Le chef espagnol Pablo Gonzalez dirige, avec flamme et précision, un orchestre (Dresdner Sinfoniker) en grand effectif. Quant à Daniele Finzi Pasca, agissant en tant que metteur en scène et créateur lumière, il signe un spectacle à la fois sobre et luxueux, en réussissant l’exploit de respecter la dimension « oratorio » de l’ouvrage, tout en maintenant du mouvement sur le plateau : piliers monumentaux, dessinés par le décorateur Luigi Ferrigno, glissant sur un sol brillant ; déploiement de voiles colorés ; nombreux figurants, etc.

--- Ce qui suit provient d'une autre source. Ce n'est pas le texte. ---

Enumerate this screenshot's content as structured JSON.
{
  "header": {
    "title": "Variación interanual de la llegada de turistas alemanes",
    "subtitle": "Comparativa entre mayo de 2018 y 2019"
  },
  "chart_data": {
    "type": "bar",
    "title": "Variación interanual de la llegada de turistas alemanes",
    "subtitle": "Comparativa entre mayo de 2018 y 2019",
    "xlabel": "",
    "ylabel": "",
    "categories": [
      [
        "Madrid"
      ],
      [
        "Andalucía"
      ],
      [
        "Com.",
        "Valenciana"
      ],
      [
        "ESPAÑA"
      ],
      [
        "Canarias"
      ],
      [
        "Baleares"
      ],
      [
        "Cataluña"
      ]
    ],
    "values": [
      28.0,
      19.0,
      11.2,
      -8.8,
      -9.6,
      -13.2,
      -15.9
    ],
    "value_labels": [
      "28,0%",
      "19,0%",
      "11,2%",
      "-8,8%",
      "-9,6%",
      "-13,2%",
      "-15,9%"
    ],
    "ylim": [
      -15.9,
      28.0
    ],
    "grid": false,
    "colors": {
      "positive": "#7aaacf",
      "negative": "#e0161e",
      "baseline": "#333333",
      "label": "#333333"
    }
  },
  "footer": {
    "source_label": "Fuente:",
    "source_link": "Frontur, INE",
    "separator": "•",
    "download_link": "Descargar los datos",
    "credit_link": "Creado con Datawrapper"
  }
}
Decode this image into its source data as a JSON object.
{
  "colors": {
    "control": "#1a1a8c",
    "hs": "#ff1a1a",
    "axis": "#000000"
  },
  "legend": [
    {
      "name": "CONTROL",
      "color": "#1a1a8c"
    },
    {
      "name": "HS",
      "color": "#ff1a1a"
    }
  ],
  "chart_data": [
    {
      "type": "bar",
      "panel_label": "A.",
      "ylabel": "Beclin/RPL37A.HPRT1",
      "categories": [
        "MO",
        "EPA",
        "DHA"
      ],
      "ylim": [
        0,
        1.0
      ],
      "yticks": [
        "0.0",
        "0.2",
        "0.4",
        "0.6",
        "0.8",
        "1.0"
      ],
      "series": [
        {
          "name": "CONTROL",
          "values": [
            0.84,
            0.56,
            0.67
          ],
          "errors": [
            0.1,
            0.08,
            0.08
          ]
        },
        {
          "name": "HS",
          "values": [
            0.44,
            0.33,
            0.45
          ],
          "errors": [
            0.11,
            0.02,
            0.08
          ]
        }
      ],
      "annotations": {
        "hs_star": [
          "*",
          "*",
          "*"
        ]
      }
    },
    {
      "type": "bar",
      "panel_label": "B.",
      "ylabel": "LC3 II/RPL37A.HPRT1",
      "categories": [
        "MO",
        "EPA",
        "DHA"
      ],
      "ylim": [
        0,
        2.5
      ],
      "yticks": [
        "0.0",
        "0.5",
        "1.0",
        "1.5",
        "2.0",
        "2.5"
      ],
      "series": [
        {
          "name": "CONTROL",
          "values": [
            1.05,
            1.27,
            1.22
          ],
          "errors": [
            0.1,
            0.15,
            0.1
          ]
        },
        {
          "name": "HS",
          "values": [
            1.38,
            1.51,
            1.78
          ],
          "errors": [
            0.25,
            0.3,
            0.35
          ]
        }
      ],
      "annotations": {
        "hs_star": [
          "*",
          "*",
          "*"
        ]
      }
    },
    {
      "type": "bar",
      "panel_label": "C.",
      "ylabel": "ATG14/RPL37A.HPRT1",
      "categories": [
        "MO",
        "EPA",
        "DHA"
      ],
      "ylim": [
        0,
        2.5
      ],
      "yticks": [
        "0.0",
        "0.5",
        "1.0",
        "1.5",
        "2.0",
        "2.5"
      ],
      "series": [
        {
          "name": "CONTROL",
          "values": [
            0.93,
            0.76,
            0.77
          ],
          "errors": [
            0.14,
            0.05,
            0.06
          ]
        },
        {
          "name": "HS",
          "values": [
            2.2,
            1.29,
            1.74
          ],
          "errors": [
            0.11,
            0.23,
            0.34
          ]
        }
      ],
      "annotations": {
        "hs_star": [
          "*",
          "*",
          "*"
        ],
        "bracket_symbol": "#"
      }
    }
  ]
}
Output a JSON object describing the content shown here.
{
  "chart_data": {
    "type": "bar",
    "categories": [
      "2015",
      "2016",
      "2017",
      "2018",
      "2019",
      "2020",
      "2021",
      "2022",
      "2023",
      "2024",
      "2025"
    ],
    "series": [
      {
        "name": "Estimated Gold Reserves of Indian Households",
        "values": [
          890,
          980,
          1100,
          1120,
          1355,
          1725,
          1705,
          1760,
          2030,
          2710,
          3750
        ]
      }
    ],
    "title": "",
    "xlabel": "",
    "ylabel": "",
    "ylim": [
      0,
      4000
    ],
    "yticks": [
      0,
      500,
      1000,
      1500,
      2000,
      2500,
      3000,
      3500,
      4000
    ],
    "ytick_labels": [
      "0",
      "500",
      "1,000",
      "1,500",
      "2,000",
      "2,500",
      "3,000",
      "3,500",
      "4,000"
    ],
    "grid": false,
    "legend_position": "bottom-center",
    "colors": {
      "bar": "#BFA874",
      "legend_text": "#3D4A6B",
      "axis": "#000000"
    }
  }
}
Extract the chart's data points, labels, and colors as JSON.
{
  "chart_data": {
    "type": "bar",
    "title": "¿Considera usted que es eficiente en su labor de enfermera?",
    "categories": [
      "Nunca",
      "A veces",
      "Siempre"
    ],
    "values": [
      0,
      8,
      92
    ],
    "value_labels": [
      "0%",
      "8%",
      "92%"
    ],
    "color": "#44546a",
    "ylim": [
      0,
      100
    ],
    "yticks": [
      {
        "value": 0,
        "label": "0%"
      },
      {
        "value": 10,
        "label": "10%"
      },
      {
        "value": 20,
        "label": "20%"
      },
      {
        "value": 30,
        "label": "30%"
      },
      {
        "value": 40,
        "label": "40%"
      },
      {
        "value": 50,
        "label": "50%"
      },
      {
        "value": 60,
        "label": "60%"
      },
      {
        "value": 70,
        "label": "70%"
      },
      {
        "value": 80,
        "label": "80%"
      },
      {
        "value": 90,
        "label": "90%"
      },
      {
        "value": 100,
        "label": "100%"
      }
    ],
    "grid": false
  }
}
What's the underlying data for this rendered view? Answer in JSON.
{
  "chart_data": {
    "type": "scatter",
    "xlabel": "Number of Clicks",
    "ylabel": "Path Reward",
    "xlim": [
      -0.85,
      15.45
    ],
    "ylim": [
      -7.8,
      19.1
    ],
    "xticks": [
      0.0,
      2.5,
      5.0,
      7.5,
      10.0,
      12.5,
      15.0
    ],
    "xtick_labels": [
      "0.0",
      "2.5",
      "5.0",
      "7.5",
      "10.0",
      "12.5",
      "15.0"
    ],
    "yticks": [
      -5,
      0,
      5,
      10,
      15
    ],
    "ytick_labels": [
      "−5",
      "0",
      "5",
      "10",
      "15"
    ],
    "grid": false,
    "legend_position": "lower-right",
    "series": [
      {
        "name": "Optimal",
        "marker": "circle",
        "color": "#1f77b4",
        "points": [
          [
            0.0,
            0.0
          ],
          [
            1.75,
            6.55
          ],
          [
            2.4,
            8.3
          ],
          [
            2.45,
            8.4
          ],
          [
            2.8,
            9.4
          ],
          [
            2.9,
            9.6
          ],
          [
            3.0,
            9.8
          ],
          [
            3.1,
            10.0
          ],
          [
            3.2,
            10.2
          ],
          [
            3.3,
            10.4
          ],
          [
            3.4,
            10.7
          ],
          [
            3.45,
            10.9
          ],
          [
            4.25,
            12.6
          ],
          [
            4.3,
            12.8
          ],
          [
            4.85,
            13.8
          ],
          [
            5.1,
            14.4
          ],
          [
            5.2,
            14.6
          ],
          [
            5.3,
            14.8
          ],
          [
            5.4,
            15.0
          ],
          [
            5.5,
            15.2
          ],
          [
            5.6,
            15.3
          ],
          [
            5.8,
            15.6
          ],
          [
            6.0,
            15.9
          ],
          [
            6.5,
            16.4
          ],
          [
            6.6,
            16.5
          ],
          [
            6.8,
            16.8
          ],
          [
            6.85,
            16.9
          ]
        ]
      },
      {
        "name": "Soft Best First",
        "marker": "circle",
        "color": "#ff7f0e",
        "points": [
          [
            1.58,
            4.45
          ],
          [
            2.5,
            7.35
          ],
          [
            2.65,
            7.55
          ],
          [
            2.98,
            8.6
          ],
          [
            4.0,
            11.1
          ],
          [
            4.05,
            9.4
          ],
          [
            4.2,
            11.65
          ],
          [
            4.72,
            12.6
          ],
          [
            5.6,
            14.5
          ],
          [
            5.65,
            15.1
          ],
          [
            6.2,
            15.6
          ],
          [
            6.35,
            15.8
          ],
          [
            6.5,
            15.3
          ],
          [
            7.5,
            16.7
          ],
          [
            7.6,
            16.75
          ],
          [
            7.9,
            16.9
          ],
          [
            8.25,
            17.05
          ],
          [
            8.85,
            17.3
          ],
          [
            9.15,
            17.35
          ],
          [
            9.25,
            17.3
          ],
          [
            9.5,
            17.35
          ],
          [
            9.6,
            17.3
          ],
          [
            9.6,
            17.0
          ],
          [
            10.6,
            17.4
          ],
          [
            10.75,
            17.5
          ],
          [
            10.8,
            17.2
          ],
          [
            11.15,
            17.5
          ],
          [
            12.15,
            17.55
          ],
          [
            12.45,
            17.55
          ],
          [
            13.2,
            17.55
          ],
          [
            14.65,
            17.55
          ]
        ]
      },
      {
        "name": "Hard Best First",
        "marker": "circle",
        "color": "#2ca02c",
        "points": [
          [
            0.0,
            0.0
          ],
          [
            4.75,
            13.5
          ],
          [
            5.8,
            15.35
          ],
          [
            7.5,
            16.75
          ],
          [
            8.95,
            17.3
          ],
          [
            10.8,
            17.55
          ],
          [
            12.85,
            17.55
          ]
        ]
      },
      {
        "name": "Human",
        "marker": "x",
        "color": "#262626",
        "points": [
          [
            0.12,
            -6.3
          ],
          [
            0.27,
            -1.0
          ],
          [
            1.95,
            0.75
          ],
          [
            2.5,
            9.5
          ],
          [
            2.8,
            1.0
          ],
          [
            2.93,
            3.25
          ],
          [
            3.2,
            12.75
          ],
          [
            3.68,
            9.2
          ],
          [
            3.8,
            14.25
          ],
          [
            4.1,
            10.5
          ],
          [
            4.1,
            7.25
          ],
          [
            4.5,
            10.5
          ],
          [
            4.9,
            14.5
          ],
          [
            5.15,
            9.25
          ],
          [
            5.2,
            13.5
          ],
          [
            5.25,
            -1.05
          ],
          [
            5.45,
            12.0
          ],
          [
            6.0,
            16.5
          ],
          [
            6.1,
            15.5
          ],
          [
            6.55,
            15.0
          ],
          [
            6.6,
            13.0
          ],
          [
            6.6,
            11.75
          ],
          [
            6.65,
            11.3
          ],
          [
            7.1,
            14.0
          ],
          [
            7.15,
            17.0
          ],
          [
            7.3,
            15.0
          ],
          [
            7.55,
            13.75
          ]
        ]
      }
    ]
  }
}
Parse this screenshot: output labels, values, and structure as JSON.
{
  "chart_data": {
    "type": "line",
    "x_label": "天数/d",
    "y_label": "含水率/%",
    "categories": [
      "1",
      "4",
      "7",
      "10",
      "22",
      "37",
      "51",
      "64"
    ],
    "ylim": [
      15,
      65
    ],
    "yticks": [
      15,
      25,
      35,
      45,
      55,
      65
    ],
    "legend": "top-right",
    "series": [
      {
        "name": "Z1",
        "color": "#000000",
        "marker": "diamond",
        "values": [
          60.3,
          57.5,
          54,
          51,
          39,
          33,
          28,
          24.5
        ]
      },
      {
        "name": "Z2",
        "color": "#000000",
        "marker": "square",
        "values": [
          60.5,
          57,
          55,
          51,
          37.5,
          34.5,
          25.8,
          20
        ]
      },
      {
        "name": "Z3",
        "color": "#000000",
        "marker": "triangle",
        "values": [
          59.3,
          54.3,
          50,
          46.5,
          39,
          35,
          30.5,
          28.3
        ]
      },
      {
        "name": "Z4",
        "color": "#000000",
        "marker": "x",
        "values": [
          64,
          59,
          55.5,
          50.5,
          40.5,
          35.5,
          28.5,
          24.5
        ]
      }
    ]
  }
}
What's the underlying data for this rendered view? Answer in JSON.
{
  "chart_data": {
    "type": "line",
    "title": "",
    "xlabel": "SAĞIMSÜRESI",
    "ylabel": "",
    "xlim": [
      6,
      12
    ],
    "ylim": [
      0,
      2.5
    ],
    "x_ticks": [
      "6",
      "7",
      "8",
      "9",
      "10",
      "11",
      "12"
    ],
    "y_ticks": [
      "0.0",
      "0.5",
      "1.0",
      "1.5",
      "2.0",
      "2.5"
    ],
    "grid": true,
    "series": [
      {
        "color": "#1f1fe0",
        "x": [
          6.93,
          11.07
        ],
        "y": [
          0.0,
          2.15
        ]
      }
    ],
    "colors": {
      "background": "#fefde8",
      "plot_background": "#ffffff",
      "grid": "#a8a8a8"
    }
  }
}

De temps en temps, des écrans descendent des cintres, pour faire défiler les somptueuses vidéos de Roberto Vitalini – celle de la mer de lave est absolument sublime. Les costumes traditionnels de Giovanna Buzzi sont splendides, et l’on se gardera d’oublier les accessoires de Maysa Ahmad Al Ruwaished : ananas et pommes d’or, masques d’animaux…

Visuellement, le point culminant de la production reste l’apparition d’un gigantesque rorqual bleu, mi-squelette, mi-recouvert de peau, au début de l’acte II. Articulé, le gigantesque cétacé ondule devant une vidéo, magnifiquement réalisée, de plancton tourbillonnant dans l’océan, pour un effet aussi spectaculaire que poétique.

Au bilan, Zarqa Al Yamama remplit ses objectifs : un opéra accessible à un public néophyte, monté avec d’imposants moyens, révélant aux Saoudiens ce qui fait la spécificité du genre, tout en l’inscrivant dans leur propre culture et leur propre histoire ; la juxtaposition réussie de talents et de savoir-faire locaux et occidentaux ; et un produit tout à fait exportable, pour un pays entendant montrer au reste du monde ce qu’il est capable d’accomplir, dans un univers étranger à ses traditions culturelles.